Las playas de Barcelona inician este fin de semana la temporada de baño, coincidiendo con el inicio de la Semana Santa, con la voluntad de recuperar la normalidad después de los efectos de los temporales de invierno. En las últimas semanas, el Ayuntamiento ha llevado a cabo trabajos de redistribución de arenas, especialmente en las zonas del litoral sur, para restablecer el perfil de las playas más afectadas. La apertura se hace con un despliegue inicial de servicios que se irá ampliando de manera progresiva a lo largo de las próximas semanas. Desde este sábado 28 de marzo y hasta el 4 de octubre, los usuarios dispondrán de salvamento y socorrismo, apoyo al baño, chiringuitos, lavabos, limpieza, puntos de información y programas de educación ambiental, entre otras prestaciones. Cada año, más de cinco millones de personas pasan por las playas de la capital catalana.
De cara a la temporada alta, el dispositivo municipal se reforzará con servicios específicos como el equipo de Guardia Urbana de Playas, el Punto Lila para prevenir agresiones machistas, el Servicio de Dinamización de la Zona de Baños y el espacio habilitado para personas con perro. Paralelamente, el consistorio prevé culminar este verano el Plan de mejora de la zona de baños, con actuaciones orientadas a incrementar la visibilidad y la seguridad de los usuarios. Entre las novedades, destaca también la naturalización de la Illa Pangea, una intervención pensada para favorecer la presencia y la protección de aves marinas, en línea con los objetivos ambientales de la ciudad.
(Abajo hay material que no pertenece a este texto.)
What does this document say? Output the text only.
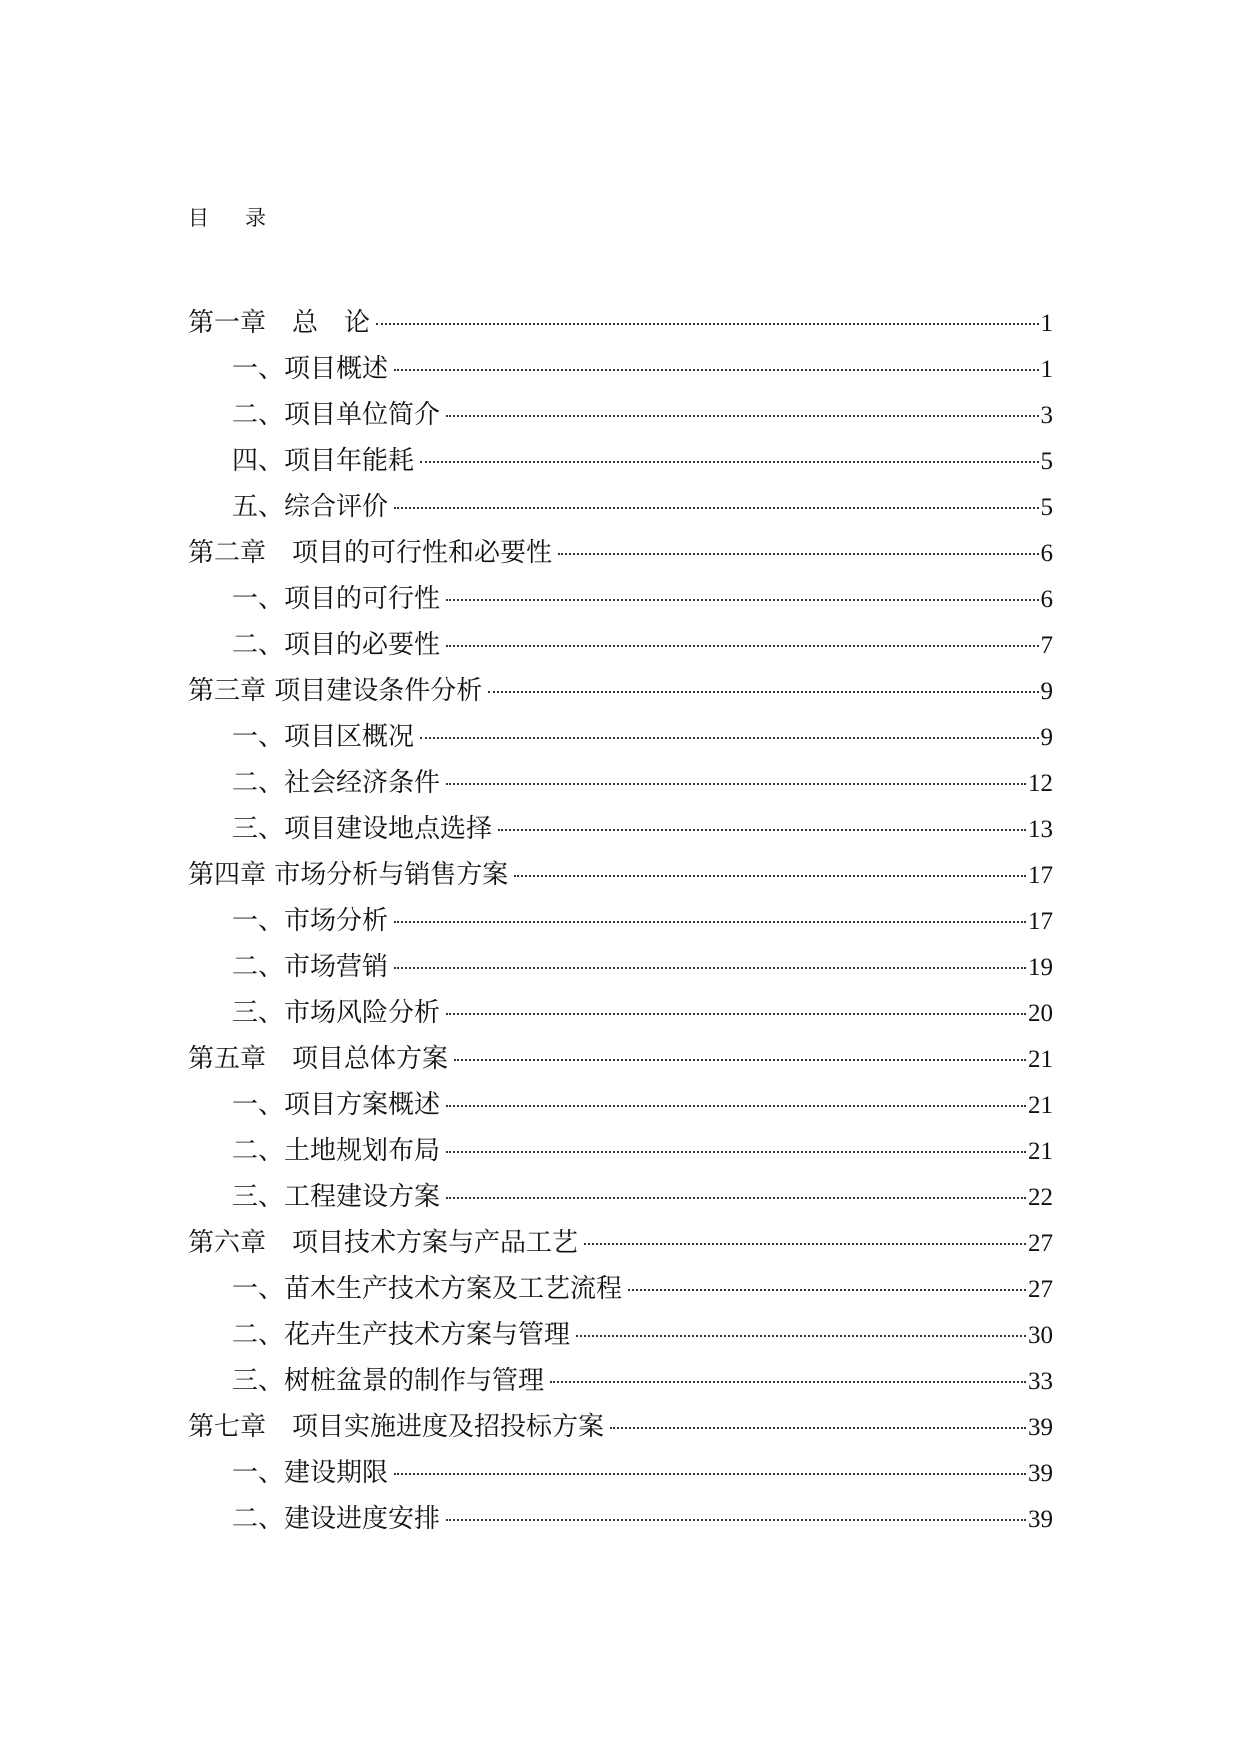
目 录
第一章　总　论	1
一、项目概述	1
二、项目单位简介	3
四、项目年能耗	5
五、综合评价	5
第二章　项目的可行性和必要性	6
一、项目的可行性	6
二、项目的必要性	7
第三章 项目建设条件分析	9
一、项目区概况	9
二、社会经济条件	12
三、项目建设地点选择	13
第四章 市场分析与销售方案	17
一、市场分析	17
二、市场营销	19
三、市场风险分析	20
第五章　项目总体方案	21
一、项目方案概述	21
二、土地规划布局	21
三、工程建设方案	22
第六章　项目技术方案与产品工艺	27
一、苗木生产技术方案及工艺流程	27
二、花卉生产技术方案与管理	30
三、树桩盆景的制作与管理	33
第七章　项目实施进度及招投标方案	39
一、建设期限	39
二、建设进度安排	39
30.000 metros cúbicos de arena perdidos cada año
Uno de los principales quebraderos de cabeza para el Ayuntamiento sigue siendo la regresión de la línea de costa, con una pérdida estimada de unos 30.000 metros cúbicos de arena y sedimentos cada año. La situación se agravó con el paso del temporal Harry este invierno, que provocó un retroceso generalizado del litoral de entre 3 y 10 metros en todas las playas de la ciudad. Sin embargo, los trabajos de redistribución de arenas han permitido recuperar “prácticamente” todo el material perdido, según el consistorio, e incluso algunas zonas han ganado superficie durante el mes de enero. Ahora bien, esta regeneración no ha sido homogénea.
El análisis de las últimas tres temporadas evidencia una evolución desigual del litoral barcelonés, con una ganancia progresiva de anchura en los extremos norte de las playas y una reducción notable en los tramos del sur. El caso más visible es el de la Nova Mar Bella, donde estos días el agua ya llega prácticamente hasta la base de la nueva escollera. Ante esta situación, y antes del inicio de la temporada de baño, el Ayuntamiento ha impulsado nuevos movimientos de arena para reequilibrar el litoral: se han trasladado 4.000 metros cúbicos desde la playa de Sant Miquel y 2.000 más desde el extremo norte del Somorrostro hacia la Barceloneta, una de las zonas más afectadas.